Erwin Schrödinger was an Austrian-Irish physicist who is known for his contributions in the field of quantum mechanics. You have probably heard of the famous Schrödinger equation.
In 1935 Schrödinger devised this thought experiment during a discussion with Albert Einstein.
The Schrödinger's Cat points out the problem with the Copenhagen interpretation of quantum mechanics.
In quantum mechanics there is a phenomenon called quantum superposition, that a system can exist in two different states simultaneously.
The experiment asks that when does a quantum system stop existing as a superposition of states and become one or the other?
If we simplify the experiment we can explain it as.
If you have a hypothetical cat name it as "Tommy"
And you find a large steel box with a random triggered bomb in it and you put our Tommy in the box. Note that the bomb is uninfluenced by our Tommy. Since the bomb is randomly triggered there is an equal chance to trigger and not to trigger.You can only know what happened when you open the box.

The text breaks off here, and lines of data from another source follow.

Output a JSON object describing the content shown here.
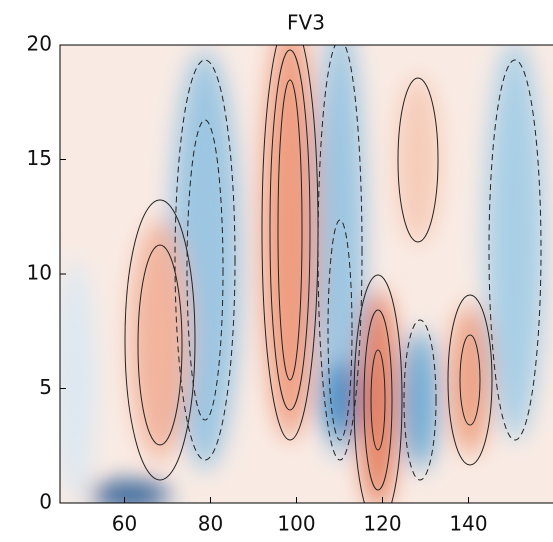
{
  "chart_data": {
    "type": "contour",
    "title": "FV3",
    "xlim": [
      45,
      160
    ],
    "xticks": [
      60,
      80,
      100,
      120,
      140
    ],
    "ylim": [
      0,
      20
    ],
    "yticks": [
      0,
      5,
      10,
      15,
      20
    ]
  }
}
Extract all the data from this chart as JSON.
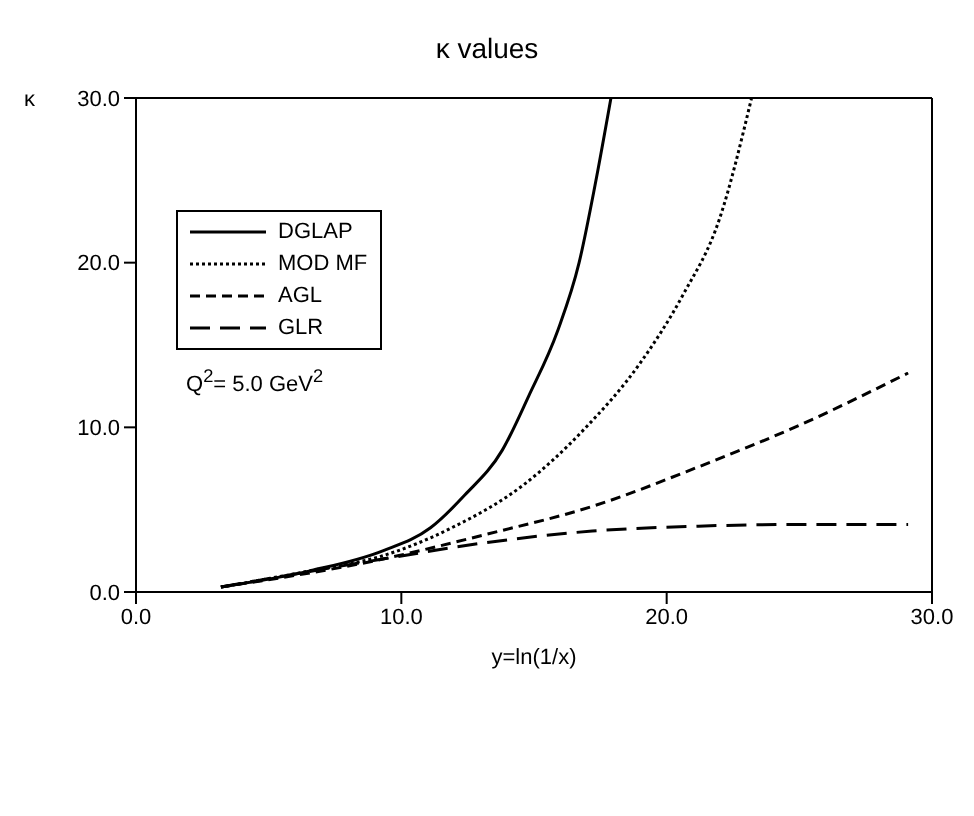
{
  "chart_data": {
    "type": "line",
    "title": "κ values",
    "xlabel": "y=ln(1/x)",
    "ylabel": "κ",
    "annotations": [
      "Q$^{2}$= 5.0 GeV$^{2}$"
    ],
    "xlim": [
      0,
      30
    ],
    "ylim": [
      0,
      30
    ],
    "xticks": [
      {
        "value": 0,
        "label": "0.0"
      },
      {
        "value": 10,
        "label": "10.0"
      },
      {
        "value": 20,
        "label": "20.0"
      },
      {
        "value": 30,
        "label": "30.0"
      }
    ],
    "yticks": [
      {
        "value": 0,
        "label": "0.0"
      },
      {
        "value": 10,
        "label": "10.0"
      },
      {
        "value": 20,
        "label": "20.0"
      },
      {
        "value": 30,
        "label": "30.0"
      }
    ],
    "grid": false,
    "legend": "top left",
    "marker": "none",
    "series": [
      {
        "name": "DGLAP",
        "color": "#000000",
        "line_style": "solid",
        "x": [
          3.2,
          6.6,
          9.3,
          11.1,
          12.4,
          13.8,
          14.8,
          15.9,
          16.7,
          17.3,
          17.9
        ],
        "values": [
          0.3,
          1.3,
          2.5,
          3.9,
          5.9,
          8.6,
          11.9,
          15.9,
          20.0,
          24.7,
          30.0
        ]
      },
      {
        "name": "MOD MF",
        "color": "#000000",
        "line_style": "dotted",
        "x": [
          3.2,
          6.6,
          9.3,
          11.9,
          14.6,
          16.9,
          19.0,
          20.6,
          22.0,
          23.2
        ],
        "values": [
          0.3,
          1.3,
          2.2,
          3.9,
          6.5,
          9.9,
          13.9,
          18.0,
          22.7,
          30.0
        ]
      },
      {
        "name": "AGL",
        "color": "#000000",
        "line_style": "dashed",
        "x": [
          3.2,
          9.3,
          13.2,
          17.2,
          21.2,
          25.1,
          29.1
        ],
        "values": [
          0.3,
          2.0,
          3.5,
          5.2,
          7.6,
          10.2,
          13.3
        ]
      },
      {
        "name": "GLR",
        "color": "#000000",
        "line_style": "dashed",
        "x": [
          3.2,
          9.3,
          13.2,
          17.2,
          21.2,
          25.1,
          29.1
        ],
        "values": [
          0.3,
          2.0,
          3.0,
          3.7,
          4.0,
          4.1,
          4.1
        ]
      }
    ]
  }
}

So for an observer until the box is opened Tommy remains dead or alive simultaneously inside the box and at the moment when the observer opens the box we can find is Tommy alive or not.
That is
A system which simultaneously existed in two states when observed collapses into a just one state.
The original by Schrödinger,
"One can even set up quite ridiculous cases. A cat is penned up in a steel chamber, along with the following device (which must be secured against direct interference by the cat): in a Geiger counter, there is a tiny bit of radioactive substance, so small, that perhaps in the course of the hour one of the atoms decays, but also, with equal probability, perhaps none; if it happens, the counter tube discharges and through a relay releases a hammer that shatters a small flask of hydrocyanic acid. If one has left this entire system to itself for an hour, one would say that the cat still lives if meanwhile no atom has decayed. The first atomic decay would have poisoned it. The psi-function of the entire system would express this by having in it the living and dead cat (pardon the expression) mixed or smeared out in equal parts.
It is typical of these cases that an indeterminacy originally restricted to the atomic domain becomes transformed into macroscopic indeterminacy, which can then be resolved by direct observation. That prevents us from so naïvely accepting as valid a "blurred model" for representing reality. In itself, it would not embody anything unclear or contradictory. There is a difference between a shaky or out-of-focus photograph and a snapshot of clouds and fog banks."